Market analysis and research is going to use very similar skills to prospect research, except in this instance you’ll be researching companies, industries, products, and services, not people. Competitive Intelligence work would also be applicable here. This type of work is about helping companies figure out how they can improve their market share or whether or not the products they want to sell will actually make them money, etc. Larger companies will probably have in-house teams handling this type of work; but there are also external market research firms that can be contracted to do this work on behalf of an organization. Similarly to the UX Researcher, you could be called upon to conduct research with people; so knowing how to do that and having an understanding of research ethics will come in handy in this type of position.
Think CIA Analysts, that kind of intelligence. You could call yourself a Spybrarian for fun. In this role, you would be called upon to analyze and evaluate information from databases and other sources including geographic information systems or public records.

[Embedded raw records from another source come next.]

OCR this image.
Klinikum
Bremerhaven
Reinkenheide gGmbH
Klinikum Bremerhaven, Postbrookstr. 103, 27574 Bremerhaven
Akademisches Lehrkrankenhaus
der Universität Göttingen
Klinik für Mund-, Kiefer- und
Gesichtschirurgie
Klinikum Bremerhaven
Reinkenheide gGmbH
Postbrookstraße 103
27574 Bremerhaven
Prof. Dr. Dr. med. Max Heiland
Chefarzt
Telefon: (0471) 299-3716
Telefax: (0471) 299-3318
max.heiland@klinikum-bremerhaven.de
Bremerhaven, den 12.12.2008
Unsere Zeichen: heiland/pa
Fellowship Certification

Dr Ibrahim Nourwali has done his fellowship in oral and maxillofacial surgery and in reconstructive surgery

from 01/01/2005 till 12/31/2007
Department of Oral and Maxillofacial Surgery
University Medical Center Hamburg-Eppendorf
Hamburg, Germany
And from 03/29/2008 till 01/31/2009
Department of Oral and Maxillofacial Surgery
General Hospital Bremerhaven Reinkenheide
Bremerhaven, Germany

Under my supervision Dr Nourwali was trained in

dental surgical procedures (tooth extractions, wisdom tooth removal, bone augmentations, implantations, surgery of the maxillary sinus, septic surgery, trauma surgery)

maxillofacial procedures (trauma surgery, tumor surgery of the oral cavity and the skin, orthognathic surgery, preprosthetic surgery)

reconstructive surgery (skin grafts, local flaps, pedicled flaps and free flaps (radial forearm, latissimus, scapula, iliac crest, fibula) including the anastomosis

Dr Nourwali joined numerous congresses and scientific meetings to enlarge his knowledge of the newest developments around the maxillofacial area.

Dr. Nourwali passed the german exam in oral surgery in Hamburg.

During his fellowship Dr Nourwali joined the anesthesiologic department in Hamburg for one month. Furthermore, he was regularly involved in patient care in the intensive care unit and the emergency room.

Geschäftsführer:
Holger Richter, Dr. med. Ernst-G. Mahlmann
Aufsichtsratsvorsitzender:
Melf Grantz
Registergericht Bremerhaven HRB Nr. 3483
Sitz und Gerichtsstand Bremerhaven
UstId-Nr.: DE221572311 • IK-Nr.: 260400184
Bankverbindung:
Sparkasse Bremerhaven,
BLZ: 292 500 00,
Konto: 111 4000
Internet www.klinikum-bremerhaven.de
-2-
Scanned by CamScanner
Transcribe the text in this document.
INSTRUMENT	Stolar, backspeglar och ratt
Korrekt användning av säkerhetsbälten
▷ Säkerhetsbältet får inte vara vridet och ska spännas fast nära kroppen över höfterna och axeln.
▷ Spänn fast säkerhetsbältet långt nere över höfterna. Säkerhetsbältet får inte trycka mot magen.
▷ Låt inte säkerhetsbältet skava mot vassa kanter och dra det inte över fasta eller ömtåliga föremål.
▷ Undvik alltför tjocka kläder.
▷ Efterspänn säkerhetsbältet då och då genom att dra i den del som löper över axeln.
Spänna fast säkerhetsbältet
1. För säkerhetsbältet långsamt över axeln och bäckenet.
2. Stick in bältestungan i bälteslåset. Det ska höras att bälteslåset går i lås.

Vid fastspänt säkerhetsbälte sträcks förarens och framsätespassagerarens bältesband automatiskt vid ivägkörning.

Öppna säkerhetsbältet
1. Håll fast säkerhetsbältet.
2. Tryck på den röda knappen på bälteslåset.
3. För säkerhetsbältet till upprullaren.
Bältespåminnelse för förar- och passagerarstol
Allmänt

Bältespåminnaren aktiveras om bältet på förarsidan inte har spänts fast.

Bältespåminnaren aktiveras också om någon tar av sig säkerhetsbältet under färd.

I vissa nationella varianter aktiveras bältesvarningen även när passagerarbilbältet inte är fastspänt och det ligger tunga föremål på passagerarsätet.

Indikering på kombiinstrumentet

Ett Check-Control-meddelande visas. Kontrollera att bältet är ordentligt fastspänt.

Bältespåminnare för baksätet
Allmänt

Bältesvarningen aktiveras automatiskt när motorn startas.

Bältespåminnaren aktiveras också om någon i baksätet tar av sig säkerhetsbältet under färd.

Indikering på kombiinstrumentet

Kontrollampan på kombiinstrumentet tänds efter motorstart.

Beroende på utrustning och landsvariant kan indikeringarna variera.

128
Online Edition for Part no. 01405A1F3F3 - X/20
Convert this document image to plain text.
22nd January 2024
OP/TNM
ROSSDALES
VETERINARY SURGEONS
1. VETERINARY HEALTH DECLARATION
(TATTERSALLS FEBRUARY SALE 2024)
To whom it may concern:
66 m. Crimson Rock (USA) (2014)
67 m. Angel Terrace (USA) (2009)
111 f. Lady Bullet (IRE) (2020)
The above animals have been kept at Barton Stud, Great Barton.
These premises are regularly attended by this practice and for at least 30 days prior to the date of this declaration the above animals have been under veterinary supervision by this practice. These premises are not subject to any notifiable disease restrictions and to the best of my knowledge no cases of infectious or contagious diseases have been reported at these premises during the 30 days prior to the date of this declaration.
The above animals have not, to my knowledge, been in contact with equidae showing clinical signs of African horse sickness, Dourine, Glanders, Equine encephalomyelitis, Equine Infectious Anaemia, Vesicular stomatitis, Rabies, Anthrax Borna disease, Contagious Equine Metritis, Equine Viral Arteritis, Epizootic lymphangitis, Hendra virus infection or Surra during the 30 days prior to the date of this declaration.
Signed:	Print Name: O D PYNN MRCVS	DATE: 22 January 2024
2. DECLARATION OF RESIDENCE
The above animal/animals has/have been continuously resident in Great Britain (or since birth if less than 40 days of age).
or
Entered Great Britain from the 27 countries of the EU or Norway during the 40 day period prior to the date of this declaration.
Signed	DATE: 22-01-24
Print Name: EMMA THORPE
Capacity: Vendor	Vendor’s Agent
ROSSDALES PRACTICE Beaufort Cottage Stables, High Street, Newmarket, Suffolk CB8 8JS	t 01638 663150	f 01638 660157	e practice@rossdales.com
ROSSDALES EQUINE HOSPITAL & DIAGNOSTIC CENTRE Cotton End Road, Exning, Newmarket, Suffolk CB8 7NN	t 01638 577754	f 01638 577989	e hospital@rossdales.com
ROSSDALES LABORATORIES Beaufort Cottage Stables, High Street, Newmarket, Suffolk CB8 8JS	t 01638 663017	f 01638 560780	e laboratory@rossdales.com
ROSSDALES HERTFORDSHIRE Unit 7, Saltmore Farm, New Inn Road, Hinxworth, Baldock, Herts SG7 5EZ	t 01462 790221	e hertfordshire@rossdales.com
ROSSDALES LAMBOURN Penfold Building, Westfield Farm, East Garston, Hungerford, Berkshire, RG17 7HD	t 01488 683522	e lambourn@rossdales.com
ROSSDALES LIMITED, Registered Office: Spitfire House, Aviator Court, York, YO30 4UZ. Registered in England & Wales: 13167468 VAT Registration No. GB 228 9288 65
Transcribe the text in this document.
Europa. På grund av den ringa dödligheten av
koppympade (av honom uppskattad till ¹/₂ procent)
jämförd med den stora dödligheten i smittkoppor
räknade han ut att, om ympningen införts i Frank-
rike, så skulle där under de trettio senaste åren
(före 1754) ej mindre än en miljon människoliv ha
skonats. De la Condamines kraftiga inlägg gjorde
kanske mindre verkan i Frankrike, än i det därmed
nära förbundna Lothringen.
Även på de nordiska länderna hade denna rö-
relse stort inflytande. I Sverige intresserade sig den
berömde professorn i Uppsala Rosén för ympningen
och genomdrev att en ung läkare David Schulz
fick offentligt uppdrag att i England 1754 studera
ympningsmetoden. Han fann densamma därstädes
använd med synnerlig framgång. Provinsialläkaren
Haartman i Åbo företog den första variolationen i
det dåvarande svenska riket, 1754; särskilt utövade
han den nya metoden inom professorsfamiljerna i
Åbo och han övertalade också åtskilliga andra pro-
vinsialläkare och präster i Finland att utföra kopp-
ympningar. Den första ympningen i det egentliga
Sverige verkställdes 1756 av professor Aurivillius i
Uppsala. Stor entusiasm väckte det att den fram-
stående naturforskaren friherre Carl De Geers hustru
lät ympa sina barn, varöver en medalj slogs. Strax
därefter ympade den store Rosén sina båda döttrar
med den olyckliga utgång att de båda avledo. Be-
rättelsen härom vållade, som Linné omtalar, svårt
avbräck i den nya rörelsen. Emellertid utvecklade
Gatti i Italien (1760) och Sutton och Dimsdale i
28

You’ll gather the data and then use it to report on criminal activities in hopes of anticipating and preventing them. Fact checking is a skill that will come in handy in this job. You might even get the chance to go into the field. Major law enforcement agents have vast teams of employees filling this role. Other regulatory bodies such as gaming commissions do as well.
Digital Asset Manager/Curator
This one seems pretty self explanatory from the title. You’ll be in charge of the management of an organizations digital assets. All of them. You’ll be responsible for organizing them and storing and retrieving them. You will create and enforce naming taxonomies and metadata schemes. You’ll be responsible for distribution of the assets internally and externally; so you’ll need to understand copyright and licensing as well. Digitization skills will play a role in your work here, so you’ll need to understand the standards surrounding that. This is another field that is only going to continue growing as more and more digital content is generated by organizations and as we come to rely on it. Think of this like records management, but your records aren’t just text they’re all types or text, images, and rich media.
There are so many other possibilities out there. I highly encourage you to take off your library blinders and seek them out. You know what you’re capable of and you can make an employer see that the skills you have to bring to the table fit their needs, even if they didn’t know that when they wrote their job ad.